Although I have personally benefited in the past from incentive compensation plans and those payments allowed me to do things in my life that would have been impossible without them, they are not a good idea. In my view the benefits are not outweighed by the risks and negative effects.
In theory they appear logical. If you want people to focus on certain things, if you want specific results or goals achieved, what better way than to hold out a carrot, in many cases a very big carrot; at the highest levels a carrot much bigger than base compensation?
What such programs fail to consider is human nature. That simply means that if you pay people to do something and especially if they gradually become dependent on that pay, some will do almost anything necessary to obtain it. The Wells Fargo debacle is a glaring, perhaps exceptional, example, but such actions occur in many ways large and small.
What is amazing is that companies often pay incentive compensation for results that are or should be part of the basic job and nothing extraordinary. Many such plans have poor measures and even subjective goals. In addition to risking unethical actions, these programs risk missed opportunities and long-term benefits. If you pay an incentive to do a certain thing, chances are the employee will focus on that and in the process possibly ignore other opportunities for savings, innovation, etc. anything that at the time is not being measured and rewarded.
What would you do if the choice was between a bonus equal to say, 50% of your base pay or a possible 3% raise for doing a good job? Rewards need to be tied to performance and results, but also the way they are achieved and their sustainability in some cases. Rewarding for short-term EPS growth at the expense of a more beneficial longer-term strategy is counterproductive.

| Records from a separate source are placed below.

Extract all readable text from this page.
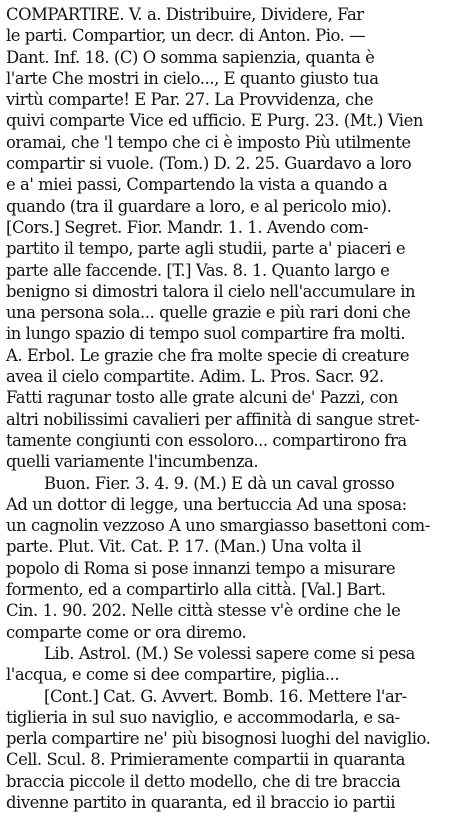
COMPARTIRE. V. a. Distribuire, Dividere, Far
le parti. Compartior, un decr. di Anton. Pio. —
Dant. Inf. 18. (C) O somma sapienzia, quanta è
l'arte Che mostri in cielo..., E quanto giusto tua
virtù comparte! E Par. 27. La Provvidenza, che
quivi comparte Vice ed ufficio. E Purg. 23. (Mt.) Vien
oramai, che 'l tempo che ci è imposto Più utilmente
compartir si vuole. (Tom.) D. 2. 25. Guardavo a loro
e a' miei passi, Compartendo la vista a quando a
quando (tra il guardare a loro, e al pericolo mio).
[Cors.] Segret. Fior. Mandr. 1. 1. Avendo com-
partito il tempo, parte agli studii, parte a' piaceri e
parte alle faccende. [T.] Vas. 8. 1. Quanto largo e
benigno si dimostri talora il cielo nell'accumulare in
una persona sola... quelle grazie e più rari doni che
in lungo spazio di tempo suol compartire fra molti.
A. Erbol. Le grazie che fra molte specie di creature
avea il cielo compartite. Adim. L. Pros. Sacr. 92.
Fatti ragunar tosto alle grate alcuni de' Pazzi, con
altri nobilissimi cavalieri per affinità di sangue stret-
tamente congiunti con essoloro... compartirono fra
quelli variamente l'incumbenza.
Buon. Fier. 3. 4. 9. (M.) E dà un caval grosso
Ad un dottor di legge, una bertuccia Ad una sposa:
un cagnolin vezzoso A uno smargiasso basettoni com-
parte. Plut. Vit. Cat. P. 17. (Man.) Una volta il
popolo di Roma si pose innanzi tempo a misurare
formento, ed a compartirlo alla città. [Val.] Bart.
Cin. 1. 90. 202. Nelle città stesse v'è ordine che le
comparte come or ora diremo.
Lib. Astrol. (M.) Se volessi sapere come si pesa
l'acqua, e come si dee compartire, piglia...
[Cont.] Cat. G. Avvert. Bomb. 16. Mettere l'ar-
tiglieria in sul suo naviglio, e accommodarla, e sa-
perla compartire ne' più bisognosi luoghi del naviglio.
Cell. Scul. 8. Primieramente compartii in quaranta
braccia piccole il detto modello, che di tre braccia
divenne partito in quaranta, ed il braccio io partii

I’m not a fan of Sen Warren, but she asked all the right questions of the Wells Fargo CEO. His statement of taking full responsibility is as meaningless as Clinton doing the same regarding her e-mails. Worse still is the stupidity and short-sightedness of such companies. Their action will result in new legislation, more controls, more regulations, more government involvement and less discretion to run ones business; just what large companies want to avoid.
This thing about ignoring human nature is not limited to compensation and corporations, perhaps the greatest example is in politics. Both the far left and the far right ignore human nature and human reaction in their policies and plans. Â If something is “free” do you care a hoot what it truly costs or how efficiently the money is used?
Full disclosure; during my working life I was a VP-Compensation and Benefits. I helped design compensation plans and I negotiated executive employment agreements.